Lepas dari itu, Retna Kencana ini kemudian menikah dengan Kiai Wintang atau dikenal dengan sebutan Pangeran Hadiri atau Pangeran Kalinyamat. Banyak versi latar belakang suaminya itu. Ada yang menyebut dari Cirebon dengan nama aslinya Raden Mukmin seperti disebut J Knebel, ada yang menyebut dari Aceh yang memiliki nama asli Raden Toyib.

 

Sementara dalam Serat Kandhaning Ringgit Purwa, suami Kalinyamat merupakan seorang pedagang Tionghoa yang dikenal dengan Juragan Wintang. Karena pernikahannya dengan Ratu Kalinyamat, Raden Toyib pun menjelma menjadi Pangeran Kalinyamat dan membuatnya menjadi seorang elit.


Ekonomi yang tumbuh

Ratu Kalinyamat mulai berkuasa pada tahun 1550 M setelah mendapat hak otonomi dari Sultan Hadiwijaya yang berkuasa atas Demak. Kekuasaan atas wilayah tersebut diperoleh sepeninggal mendiang suaminya, sang pewaris kekuasaan yang sesungguhnya.


Sebagai negeri pelabuhan dan maritim, Ratu Kalinyamat menaruh perhatian besar terhadap dunia perdagangan dan angkatan laut. Dunia perdagangan ini berkaitan erat dengan perekonomian masyarakat di wilayahnya. Pelabuhan menjadi titik perputaran ekonomi tersebut. peningkatan ekonomi juga ditunjang dengan kerja sama dengan negara- atau kerajaan-kerajaan lain.

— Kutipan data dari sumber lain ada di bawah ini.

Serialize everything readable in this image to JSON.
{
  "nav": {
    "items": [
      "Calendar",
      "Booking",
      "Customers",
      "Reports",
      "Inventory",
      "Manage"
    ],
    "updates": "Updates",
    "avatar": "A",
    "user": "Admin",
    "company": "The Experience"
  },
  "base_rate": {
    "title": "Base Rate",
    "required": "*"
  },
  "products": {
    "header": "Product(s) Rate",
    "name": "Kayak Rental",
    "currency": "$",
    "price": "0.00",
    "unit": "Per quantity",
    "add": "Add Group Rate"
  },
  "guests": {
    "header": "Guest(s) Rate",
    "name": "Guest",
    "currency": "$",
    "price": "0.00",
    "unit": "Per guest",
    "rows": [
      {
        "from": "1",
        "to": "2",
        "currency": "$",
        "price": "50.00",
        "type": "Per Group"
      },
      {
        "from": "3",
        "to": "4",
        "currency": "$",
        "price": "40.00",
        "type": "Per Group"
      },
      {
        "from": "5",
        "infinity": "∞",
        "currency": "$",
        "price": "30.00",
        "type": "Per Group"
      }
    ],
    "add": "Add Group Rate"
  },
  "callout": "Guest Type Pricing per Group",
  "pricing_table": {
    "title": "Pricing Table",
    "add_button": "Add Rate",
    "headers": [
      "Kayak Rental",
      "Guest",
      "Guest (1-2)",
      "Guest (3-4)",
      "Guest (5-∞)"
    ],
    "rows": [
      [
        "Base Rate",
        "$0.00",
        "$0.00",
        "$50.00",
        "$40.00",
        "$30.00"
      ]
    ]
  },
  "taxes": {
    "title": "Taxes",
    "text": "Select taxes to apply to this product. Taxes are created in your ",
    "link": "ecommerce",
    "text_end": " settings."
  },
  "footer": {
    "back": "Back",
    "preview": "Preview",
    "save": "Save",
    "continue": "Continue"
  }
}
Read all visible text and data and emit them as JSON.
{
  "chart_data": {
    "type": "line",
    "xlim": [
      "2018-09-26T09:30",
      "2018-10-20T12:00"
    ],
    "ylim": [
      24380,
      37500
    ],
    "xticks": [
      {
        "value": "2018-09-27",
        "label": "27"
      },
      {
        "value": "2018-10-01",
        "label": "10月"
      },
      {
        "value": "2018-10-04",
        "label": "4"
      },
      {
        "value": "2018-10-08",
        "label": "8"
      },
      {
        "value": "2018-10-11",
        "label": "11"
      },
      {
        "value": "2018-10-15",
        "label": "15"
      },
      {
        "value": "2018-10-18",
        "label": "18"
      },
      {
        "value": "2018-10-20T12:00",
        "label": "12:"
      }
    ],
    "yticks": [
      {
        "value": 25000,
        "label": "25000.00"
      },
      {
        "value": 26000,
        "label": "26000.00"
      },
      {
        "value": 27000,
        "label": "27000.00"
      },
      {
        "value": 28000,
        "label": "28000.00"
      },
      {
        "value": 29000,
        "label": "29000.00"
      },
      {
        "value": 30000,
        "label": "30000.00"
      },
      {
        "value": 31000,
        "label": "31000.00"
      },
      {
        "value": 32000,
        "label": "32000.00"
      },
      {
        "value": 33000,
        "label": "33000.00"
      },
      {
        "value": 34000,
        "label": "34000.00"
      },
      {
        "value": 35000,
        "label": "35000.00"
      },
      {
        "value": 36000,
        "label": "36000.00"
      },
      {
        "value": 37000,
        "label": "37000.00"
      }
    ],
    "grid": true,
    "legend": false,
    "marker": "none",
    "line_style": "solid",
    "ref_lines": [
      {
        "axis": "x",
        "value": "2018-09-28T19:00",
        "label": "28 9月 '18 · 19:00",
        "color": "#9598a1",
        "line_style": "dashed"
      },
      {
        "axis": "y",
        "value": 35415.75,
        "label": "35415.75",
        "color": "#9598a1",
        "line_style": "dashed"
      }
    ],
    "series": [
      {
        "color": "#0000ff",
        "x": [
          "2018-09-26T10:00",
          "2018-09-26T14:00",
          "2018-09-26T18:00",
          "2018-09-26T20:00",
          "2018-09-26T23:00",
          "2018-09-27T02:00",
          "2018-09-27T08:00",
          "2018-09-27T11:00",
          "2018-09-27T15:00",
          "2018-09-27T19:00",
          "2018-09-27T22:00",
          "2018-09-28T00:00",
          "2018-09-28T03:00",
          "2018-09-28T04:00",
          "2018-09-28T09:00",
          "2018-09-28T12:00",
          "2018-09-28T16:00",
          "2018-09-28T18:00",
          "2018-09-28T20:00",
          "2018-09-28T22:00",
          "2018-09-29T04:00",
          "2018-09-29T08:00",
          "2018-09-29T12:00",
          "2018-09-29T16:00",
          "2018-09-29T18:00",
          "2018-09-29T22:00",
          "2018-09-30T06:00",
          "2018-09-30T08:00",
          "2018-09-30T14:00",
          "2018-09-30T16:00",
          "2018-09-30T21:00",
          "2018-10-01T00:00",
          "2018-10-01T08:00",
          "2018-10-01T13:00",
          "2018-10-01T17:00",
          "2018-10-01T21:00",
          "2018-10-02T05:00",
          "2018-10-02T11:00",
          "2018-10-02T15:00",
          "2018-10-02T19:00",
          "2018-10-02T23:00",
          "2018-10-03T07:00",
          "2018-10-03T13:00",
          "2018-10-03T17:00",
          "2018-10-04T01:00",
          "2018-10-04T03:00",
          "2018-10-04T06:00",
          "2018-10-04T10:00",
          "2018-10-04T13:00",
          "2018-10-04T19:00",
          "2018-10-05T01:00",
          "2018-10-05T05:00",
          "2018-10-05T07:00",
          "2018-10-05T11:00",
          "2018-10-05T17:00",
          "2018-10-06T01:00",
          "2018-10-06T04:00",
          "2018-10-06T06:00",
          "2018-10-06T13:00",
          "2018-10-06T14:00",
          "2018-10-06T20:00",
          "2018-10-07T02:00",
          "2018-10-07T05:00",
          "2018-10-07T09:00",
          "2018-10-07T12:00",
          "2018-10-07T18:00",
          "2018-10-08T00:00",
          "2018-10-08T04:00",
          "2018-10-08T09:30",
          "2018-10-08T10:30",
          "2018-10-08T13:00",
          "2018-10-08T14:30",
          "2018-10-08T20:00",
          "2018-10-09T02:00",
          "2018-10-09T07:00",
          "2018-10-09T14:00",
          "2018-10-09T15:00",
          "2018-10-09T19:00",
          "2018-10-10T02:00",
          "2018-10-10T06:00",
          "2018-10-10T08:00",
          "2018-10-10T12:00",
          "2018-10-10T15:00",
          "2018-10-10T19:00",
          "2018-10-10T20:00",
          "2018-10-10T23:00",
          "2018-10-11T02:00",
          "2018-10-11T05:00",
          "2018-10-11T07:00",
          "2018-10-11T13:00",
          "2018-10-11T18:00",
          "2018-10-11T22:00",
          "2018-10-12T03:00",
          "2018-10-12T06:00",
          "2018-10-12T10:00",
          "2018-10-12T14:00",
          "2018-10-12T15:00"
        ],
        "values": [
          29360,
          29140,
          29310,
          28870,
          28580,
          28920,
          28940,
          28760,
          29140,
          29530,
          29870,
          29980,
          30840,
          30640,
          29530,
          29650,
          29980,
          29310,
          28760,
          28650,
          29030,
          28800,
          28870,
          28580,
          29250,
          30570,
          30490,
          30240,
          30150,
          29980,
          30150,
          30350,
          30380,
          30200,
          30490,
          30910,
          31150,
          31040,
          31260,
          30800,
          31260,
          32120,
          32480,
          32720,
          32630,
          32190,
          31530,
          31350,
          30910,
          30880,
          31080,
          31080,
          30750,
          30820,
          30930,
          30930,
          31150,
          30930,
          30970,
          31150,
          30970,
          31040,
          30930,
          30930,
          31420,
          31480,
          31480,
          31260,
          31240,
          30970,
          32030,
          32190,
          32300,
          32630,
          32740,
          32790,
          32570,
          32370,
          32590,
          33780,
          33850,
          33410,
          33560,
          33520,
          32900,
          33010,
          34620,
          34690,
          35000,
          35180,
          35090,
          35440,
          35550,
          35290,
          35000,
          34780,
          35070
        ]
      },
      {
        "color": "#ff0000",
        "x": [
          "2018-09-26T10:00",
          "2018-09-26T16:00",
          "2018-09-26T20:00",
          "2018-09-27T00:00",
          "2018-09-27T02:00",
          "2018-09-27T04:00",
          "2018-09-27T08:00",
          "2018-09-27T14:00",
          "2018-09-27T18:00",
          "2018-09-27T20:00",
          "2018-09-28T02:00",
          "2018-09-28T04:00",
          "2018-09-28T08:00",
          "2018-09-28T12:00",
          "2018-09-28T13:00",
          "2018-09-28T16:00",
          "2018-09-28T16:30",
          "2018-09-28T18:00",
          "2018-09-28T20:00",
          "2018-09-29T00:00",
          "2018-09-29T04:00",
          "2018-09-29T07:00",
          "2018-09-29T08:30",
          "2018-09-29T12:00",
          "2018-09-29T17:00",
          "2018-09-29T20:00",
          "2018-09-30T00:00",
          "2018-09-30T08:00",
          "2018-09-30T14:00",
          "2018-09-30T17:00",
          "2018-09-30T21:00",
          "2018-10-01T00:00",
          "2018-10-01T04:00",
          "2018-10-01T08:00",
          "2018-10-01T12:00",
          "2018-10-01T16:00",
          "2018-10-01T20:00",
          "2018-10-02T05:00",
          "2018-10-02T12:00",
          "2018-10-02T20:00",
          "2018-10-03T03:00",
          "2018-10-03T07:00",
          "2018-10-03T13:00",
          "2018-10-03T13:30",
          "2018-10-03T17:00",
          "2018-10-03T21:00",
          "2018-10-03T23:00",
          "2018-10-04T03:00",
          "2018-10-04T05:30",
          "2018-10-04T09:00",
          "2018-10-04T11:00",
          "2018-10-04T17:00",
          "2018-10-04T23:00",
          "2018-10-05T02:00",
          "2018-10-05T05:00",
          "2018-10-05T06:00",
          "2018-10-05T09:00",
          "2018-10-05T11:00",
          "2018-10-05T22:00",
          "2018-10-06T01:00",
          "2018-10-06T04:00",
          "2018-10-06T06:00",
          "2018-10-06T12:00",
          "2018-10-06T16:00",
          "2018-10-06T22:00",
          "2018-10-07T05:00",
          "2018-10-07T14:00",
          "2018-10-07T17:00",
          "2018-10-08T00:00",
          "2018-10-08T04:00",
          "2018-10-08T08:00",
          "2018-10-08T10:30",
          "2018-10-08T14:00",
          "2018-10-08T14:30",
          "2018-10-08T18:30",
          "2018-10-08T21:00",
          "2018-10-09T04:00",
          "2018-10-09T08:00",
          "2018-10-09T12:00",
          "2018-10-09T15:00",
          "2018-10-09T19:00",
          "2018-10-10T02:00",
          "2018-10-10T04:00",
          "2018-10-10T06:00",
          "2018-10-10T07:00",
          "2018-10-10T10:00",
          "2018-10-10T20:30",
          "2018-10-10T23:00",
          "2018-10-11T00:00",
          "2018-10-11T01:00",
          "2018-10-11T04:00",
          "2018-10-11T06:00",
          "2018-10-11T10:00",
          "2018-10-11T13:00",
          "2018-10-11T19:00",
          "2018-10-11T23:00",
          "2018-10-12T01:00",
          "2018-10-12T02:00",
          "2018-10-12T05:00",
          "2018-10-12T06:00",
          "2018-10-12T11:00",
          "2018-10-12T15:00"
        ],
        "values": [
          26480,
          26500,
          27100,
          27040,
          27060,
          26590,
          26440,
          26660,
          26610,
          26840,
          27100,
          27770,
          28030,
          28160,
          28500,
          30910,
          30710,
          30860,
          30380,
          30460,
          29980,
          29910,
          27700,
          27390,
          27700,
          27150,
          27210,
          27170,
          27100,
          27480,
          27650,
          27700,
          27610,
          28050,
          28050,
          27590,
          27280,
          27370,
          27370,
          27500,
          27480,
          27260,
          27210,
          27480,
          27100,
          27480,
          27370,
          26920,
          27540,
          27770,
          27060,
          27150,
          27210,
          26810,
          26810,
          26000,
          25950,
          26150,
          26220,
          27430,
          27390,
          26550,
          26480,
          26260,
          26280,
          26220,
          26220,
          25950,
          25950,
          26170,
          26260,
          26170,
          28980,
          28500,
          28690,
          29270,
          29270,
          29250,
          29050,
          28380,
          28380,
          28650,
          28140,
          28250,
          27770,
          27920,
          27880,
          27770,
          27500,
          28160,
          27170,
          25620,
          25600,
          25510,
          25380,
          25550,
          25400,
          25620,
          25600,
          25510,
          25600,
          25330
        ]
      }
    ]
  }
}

Ratu Kalinyamat mampu memulihkan perekonomian di wilayahnya yang sempat redup gegara perebutan kekuasaan di Demak Bintara. Pada pertengahan abad 16, beberapa pelabuhan yang berada di wilayahnya menjadi sentra perdagangan internasional. Berbagai hasil pertanian dan perkebunan diekspor melalui Kalinyamat, seperti beras, gula, madu, kayu, kelapa, kapok, hingga palawija.


Militer yang tangguh

Bukan saja ekonomi, Ratu Kalinyamat juga menaruh perhatian pada bidang militer. Kekuatan angkatan laut yang dimilikinya dikenal tangguh. Hal ini bukan saja berkaitan dengan penjagaan teritori wilayahnya. Lebih dari itu, hal tersebut juga menjadi instrumen baginya dalam membangun kerja sama dengan kerajaan lain guna membantu mengawal mitranya dari pasukan penjajah.


Ratu Kalinyamat pun dikenal memiliki pasukan perang yang tangguh dan teruji dengan pengiriman mereka ke wilayah timur, tepatnya di Haitu Maluku dan wilayah barat ke Kesultanan Johor dan Kesultanan Aceh Darussalam. Pengiriman tentara itu ditujukan dalam rangka membantu mereka dalam melawan Portugis yang menempati pos di di Maluku dan Malaka. 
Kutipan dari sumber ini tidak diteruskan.